3.2. Changements perceptifs liés à l’utilisation d’un implant cochléaire

Les données objectives (comme l’EEG), dont on a montré qu’elles reflétaient la plasticité de réhabilitation auditive, sont également corrélées à des modifications de la perception chez l’implanté cochléaire enfant (Ponton et coll., 2000) et adulte (Jordan et coll., 1997 ; Kaga et coll., 1991).
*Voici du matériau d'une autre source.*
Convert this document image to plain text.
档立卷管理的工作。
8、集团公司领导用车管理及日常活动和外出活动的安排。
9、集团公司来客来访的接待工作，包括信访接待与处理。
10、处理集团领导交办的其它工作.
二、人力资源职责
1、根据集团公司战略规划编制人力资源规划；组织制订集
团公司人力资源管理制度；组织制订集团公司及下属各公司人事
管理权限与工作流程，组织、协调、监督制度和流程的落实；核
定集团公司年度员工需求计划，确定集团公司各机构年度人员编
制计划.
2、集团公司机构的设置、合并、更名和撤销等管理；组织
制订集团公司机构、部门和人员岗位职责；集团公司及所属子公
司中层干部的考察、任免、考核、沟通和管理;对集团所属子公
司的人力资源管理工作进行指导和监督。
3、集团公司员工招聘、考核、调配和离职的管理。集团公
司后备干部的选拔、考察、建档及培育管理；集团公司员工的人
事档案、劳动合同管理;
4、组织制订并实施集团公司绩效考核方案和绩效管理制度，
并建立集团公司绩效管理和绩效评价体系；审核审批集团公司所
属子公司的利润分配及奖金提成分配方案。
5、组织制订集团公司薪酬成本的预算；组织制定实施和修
Les changements perceptifs reflèteraient ainsi également une plasticité secondaire chez l’implanté.

Les sujets montrent des progrès continus plusieurs années après l’implantation (Fryauf-Bertschy et coll., 1997 ; Tyler et coll., 1997a,b,c). L’amélioration la plus certaine se fait dans les 9-12 premiers mois, les performances étant meilleures si on a été sourd moins longtemps et s’il y a un entraînement (Gray et coll., 1995). Chez les enfants, cela dépendra si la pose de l’implant s’est fait avant ou après l’acquisition du langage (Osberger et coll., 1991; Robinson, 1998 ; Manrique et coll., 1999). De manière générale, les enfants implantés plus jeunes reconnaîtront mieux la parole que les enfants implantés plus tard (Hassanzadeh et coll., 2002; Miyamoto et coll., 2003; Moog & Geers, 1999). Cela reflète bien l’idée d’une période critique qui avait été mise en évidence objectivement (Rubens & Rapin, 1980; Eggermont & Bock, 1986).

Les personnes sourdes congénitales et prélinguales que l’on implante une fois adultes ont particulièrement du mal à comprendre la parole (Busby et coll., 1991). Ces études cliniques permettent ainsi de montrer de manière subjective que le système auditif jeune est plus plastique ou peut mieux s’adapter aux informations électriques transmises par l’implant cochléaire que le système auditif adulte (par ex. : Blamey et coll., 1996; Dawson et coll., 1992; Osberger et coll., 1998; Tyler et coll., 1997; Waltzman et coll., 1997).

Lorsque des électrodes sont activées dans l’ordre depuis l’apex jusqu’à la base, la perception de la fréquence du son va devenir progressivement de plus en plus aiguë chez les sujets sourds post-linguaux (Simmons, 1966 ; Eddington et coll., 1978a,b, 1980 ; Townhend et coll., 1987 ; Tong et coll., 1980, 1982, 1985 ; Shannon, 1983a ; Dowell et coll., 1982 ; Pauka, 1989 ; Dorman et coll., 1990 ; Nelson et coll., 1995 ; Busby et coll., 1994 ; Collins et coll., 1997). Par contre, les adultes prélinguaux ont une perception de la tonie qui ne varie pas systématiquement avec l’organisation tonotopique (Eddington et coll., 1978 ; Tong et coll., 1988 ; Busby et coll., 1992). Ils ont en outre beaucoup plus de difficulté à distinguer la tonie et à détecter les intervalles entre deux stimulations. Seule la capacité à traiter la sonie est semblable (Busby et coll., 1992).

Cependant, même les personnes sourdes prélinguales et implantées une fois adultes présentent une amélioration progressive de la reconnaissance de la parole et du traitement des informations spatiales et temporelles au cours du temps (Busby et coll., 1991). Il faut souvent que ces personnes utilisent plus longtemps l’implant pour que leurs performances s’améliorent (Dorman, 1993; Schindler et coll., 1995; Gstoettner et coll., 1998; Tyler et coll., 1997). L’amélioration de la faculté à traiter l’information auditive, même après des périodes prolongées de surdité, est probablement un reflet de mécanismes plastiques dans le système nerveux central auditif.